Forum Discussion

dmarquesgn's avatar
dmarquesgn
Iron Contributor
Mar 13, 2023

Restart Windows 10 and 11 from MDE

Hi, I need to be able to restart some Windows 10 and 11 due to the application of updates. Is it possible to force a Windows restart from the MDE interface or by any query? Thanks
cyb3rmik3's avatar
cyb3rmik3
Icon for Microsoft rankMicrosoft
May 15, 2023

Sorry dmarquesgn for my misunderstanding. I haven't done what you describe, but per my perspective I would utilize Sentinel Automation Playbooks for this case. 

- Point 1 can be covered through Graph API, unfortunately Tags are not available through KQL.

- Point 2 would utilize some KQL to remove "servers"

- Point 3 can be done through Defender for Endpoint options at Logic App (see screenshot below)

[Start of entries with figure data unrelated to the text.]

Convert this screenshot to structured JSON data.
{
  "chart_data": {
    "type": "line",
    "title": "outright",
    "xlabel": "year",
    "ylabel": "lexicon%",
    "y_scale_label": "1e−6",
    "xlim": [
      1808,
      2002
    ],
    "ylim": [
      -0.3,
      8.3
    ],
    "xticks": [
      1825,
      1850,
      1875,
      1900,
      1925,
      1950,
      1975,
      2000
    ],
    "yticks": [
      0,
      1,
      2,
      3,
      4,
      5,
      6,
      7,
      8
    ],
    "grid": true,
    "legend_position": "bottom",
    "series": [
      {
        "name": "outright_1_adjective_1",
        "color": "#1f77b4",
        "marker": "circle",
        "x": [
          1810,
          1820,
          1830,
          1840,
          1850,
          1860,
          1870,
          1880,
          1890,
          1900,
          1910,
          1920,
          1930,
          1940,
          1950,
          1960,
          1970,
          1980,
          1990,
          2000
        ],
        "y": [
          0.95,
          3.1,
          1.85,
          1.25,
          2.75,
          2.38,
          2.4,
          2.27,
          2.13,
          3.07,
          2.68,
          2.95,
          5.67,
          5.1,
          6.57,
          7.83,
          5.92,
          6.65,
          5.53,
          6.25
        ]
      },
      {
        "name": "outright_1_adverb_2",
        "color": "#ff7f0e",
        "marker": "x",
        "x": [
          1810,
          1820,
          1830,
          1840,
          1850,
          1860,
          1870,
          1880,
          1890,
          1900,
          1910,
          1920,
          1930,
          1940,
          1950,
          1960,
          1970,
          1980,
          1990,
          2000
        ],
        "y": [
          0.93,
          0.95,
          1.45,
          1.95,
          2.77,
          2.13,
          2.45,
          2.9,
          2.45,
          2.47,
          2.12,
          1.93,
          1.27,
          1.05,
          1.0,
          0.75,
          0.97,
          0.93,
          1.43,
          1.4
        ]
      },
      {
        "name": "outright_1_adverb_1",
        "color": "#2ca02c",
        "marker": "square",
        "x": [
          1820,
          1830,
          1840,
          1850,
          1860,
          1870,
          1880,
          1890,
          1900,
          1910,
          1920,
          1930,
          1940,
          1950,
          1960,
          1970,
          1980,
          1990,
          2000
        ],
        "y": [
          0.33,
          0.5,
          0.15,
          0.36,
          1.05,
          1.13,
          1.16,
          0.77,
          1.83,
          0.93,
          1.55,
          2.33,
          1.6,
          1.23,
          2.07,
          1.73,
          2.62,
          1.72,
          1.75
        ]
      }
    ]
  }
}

- Point 4 would probably have to loop in point 1 to recheck which endpoints would have the relevant tag removed hence they would have restarted successfully.

 

Hope this helped, but definitely needs a lot of work to deploy.

dmarquesgn's avatar
dmarquesgn
Iron Contributor
May 15, 2023

cyb3rmik3 

I would say that the only possible way to automate most of it is using Powershell, as it's able to interact with all those technologies, but I'm not sure if for example we can run Live Incident Response by powershell module. It's something to look at.